Maybe the nature of God means that he has to parcel himself out, giving only enough divine presence so that we have an awareness of him but nothing more. More than that would be like looking directly into the sun. Consequently, God has to work around the edges of our lives, so to speak, in indirect and subtle ways, to reveal his presence.

Or maybe God intentionally withdraws himself from us the way a parent stands back when her child is learning to walk. For the child to transition from crawling to walking requires the parent to move away. Naturally, there is a risk the child might fall, but failure and hurt are part of the growth process of becoming fully human. Perhaps God’s elusive nature is a means for us to come of age, to mature as responsible agents in order to fulfill our purpose as images of God in the world.

I don’t know why God seemingly becomes scarce when we need him. What I do know is that my friend is in good company. A refrain that occurs repeatedly in the Bible asks the question, “Where is God?” or “Why has God abandoned me?” exposing the hard truth that my friend’s sense of spiritual emptiness has been experienced by countless other men and women before him, men and women of faith who also waited on God to show up.

Psalm 88 is just one example of a person waiting on God. Here was a person of faith who pled with God over and over to show up. The beleaguered psalmist confesses no sin or recalcitrant behavior that deserves God’s punishment--God simply wasn’t there with him or so it seemed.

Surprisingly, the majority of psalms are not prayers of praise and thanksgiving, but are prayers of distress and cries of feeling abandoned by God. We often miss that because we tend to focus on the more hopeful and optimistic psalms like Psalm 23, everyone’s favorite. But don’t be fooled. The psalter provides plenty of soulful grist for all those who have felt forsaken by God.  

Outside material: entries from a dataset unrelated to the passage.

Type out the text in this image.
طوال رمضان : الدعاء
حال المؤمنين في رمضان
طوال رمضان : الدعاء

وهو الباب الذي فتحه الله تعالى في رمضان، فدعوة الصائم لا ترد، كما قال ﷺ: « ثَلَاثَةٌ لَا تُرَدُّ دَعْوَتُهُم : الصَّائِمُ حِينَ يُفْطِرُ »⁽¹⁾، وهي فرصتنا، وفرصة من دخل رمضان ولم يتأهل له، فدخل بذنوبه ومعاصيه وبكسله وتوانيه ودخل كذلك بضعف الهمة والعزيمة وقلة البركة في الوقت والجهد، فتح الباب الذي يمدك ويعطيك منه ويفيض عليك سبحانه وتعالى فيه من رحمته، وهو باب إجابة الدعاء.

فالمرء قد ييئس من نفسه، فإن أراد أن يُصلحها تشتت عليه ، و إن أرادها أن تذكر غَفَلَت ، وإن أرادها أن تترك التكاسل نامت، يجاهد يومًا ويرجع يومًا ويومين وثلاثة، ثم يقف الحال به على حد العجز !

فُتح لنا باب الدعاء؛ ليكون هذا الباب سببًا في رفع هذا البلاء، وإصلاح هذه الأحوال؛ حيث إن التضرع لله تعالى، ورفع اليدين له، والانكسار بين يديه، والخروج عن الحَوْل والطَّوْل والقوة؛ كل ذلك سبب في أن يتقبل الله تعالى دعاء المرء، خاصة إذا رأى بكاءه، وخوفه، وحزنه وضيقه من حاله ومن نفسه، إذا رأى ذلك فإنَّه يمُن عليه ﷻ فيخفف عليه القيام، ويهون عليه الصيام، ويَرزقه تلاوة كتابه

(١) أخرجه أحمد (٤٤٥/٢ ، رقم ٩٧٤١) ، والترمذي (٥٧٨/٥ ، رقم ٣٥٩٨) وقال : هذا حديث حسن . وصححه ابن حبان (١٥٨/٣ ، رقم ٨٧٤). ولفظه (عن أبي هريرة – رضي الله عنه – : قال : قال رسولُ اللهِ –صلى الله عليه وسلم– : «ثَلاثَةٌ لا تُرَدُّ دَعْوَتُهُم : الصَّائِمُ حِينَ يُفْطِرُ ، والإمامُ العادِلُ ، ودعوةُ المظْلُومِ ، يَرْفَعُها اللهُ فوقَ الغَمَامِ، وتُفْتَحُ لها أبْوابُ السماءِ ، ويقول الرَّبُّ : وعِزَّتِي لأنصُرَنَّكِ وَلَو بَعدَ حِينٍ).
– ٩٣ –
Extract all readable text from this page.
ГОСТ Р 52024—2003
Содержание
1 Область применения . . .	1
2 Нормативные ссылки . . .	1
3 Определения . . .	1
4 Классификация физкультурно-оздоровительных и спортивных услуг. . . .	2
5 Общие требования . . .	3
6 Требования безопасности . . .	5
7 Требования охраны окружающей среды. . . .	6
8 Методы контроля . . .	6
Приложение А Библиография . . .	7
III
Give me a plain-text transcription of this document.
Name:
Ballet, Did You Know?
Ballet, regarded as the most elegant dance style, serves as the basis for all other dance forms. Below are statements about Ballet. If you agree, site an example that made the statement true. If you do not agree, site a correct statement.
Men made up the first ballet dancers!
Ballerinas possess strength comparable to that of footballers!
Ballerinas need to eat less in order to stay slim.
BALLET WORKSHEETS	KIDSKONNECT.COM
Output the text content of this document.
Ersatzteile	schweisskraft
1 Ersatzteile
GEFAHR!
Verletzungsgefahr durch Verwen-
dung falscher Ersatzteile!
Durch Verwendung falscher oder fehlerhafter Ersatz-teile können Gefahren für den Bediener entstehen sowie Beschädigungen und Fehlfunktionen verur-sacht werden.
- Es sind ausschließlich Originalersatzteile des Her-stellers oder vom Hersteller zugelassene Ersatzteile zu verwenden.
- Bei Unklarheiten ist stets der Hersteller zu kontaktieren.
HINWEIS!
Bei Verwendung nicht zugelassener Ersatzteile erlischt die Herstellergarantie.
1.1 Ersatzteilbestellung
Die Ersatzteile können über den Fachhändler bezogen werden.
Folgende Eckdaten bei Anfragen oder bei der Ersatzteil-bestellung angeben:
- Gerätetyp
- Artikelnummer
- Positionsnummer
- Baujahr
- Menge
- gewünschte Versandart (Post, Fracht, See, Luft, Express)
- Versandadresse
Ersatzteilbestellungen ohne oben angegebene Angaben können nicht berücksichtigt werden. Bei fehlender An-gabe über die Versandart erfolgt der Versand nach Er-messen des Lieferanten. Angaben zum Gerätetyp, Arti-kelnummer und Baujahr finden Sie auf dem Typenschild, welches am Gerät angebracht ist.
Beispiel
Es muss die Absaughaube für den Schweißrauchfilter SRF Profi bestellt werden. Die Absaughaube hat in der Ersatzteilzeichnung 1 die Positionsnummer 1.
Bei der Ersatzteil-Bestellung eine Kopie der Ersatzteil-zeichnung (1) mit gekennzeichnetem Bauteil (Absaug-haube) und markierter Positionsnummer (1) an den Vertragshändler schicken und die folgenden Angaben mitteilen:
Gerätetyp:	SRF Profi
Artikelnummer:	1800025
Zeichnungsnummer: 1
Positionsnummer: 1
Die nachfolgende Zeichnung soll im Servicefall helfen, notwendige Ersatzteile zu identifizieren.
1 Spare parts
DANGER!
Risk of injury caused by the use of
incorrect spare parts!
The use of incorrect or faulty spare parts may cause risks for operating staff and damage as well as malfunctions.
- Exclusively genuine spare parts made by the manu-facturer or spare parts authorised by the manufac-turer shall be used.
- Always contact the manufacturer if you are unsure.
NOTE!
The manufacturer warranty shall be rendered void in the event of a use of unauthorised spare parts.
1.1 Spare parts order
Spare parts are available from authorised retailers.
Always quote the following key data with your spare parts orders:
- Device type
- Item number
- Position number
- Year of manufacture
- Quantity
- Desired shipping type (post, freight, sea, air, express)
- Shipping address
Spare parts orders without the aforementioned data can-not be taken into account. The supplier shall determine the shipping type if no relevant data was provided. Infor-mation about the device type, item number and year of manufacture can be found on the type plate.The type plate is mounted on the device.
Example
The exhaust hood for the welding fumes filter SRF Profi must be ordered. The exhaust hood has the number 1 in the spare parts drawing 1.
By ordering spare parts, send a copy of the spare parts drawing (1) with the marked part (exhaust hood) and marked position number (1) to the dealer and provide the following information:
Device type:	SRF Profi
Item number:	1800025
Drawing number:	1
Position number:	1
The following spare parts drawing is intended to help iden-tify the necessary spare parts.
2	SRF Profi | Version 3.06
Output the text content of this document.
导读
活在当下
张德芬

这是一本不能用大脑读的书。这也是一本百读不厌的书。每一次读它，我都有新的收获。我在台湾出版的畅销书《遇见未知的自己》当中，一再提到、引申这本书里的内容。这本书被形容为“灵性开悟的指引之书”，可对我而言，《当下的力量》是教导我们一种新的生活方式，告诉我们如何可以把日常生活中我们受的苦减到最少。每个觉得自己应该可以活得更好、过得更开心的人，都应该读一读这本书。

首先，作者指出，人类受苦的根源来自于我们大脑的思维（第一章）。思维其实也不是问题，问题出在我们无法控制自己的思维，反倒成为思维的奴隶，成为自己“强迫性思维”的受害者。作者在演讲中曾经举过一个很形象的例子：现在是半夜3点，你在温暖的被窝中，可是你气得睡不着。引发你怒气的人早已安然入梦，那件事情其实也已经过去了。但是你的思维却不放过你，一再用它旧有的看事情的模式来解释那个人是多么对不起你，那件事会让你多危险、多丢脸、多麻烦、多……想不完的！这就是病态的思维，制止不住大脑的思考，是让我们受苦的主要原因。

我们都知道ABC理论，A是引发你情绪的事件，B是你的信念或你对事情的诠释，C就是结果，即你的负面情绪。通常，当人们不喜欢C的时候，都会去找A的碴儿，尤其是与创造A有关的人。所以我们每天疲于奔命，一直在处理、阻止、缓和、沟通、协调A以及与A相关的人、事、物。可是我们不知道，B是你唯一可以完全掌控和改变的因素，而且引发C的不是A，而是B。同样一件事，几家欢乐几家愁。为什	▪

And then there are prophets like Jeremiah and the unjustly plagued Job who also despaired because God didn’t show up. The disciples, too, could identify with the psalmist’s experience. Even in the presence of Jesus, they remained wishy-washy, unsure of God’s presence. At the first sign of trouble, when Jesus was arrested, they scattered to the winds, feeling that God had left them high and dry.

What are we to make of all this waiting on God? I listened as my pastor friend poured out his heart to me and told me how important his wife had been to him during his time of darkness. She stood by him and comforted him by listening to his words of pain and spiritual distress, without judgement or condemnation. My pastor friend’s sister wrote cards offering encouragement and prayers for him. Many of the members in the church knew of his spiritual valley and dropped by his office to extend their support and love. I listened as he shared with me all the different ways people in his congregation had reached out to him.

“Maybe your wait is over,” I said.

“What do you mean?” my friend replied.

“Well, it seems to me that God has been with you, maybe not in the way you expected or would have liked, but, just the same, I think God’s presence has been there for you all along. He’s been with you through the presence of all these wonderful people who have been there for you, sending you cards, encouraging you with their words and prayers—your wife, sister and your congregation—they have all been with you.

He looked at me for a long while in silence. Is it possible God chooses to come to us through the flesh and blood of other human beings, friends and family members waiting outside the ICU, a wife who comforts her struggling husband or a congregation who prays fervently for their troubled pastor?   

Perhaps instead of waiting on God, God has been waiting on us—to come together as a community of faith, reaching out to those who suffer and feel forsaken--for wherever two or three are gathered together in his name . . . the wait is over.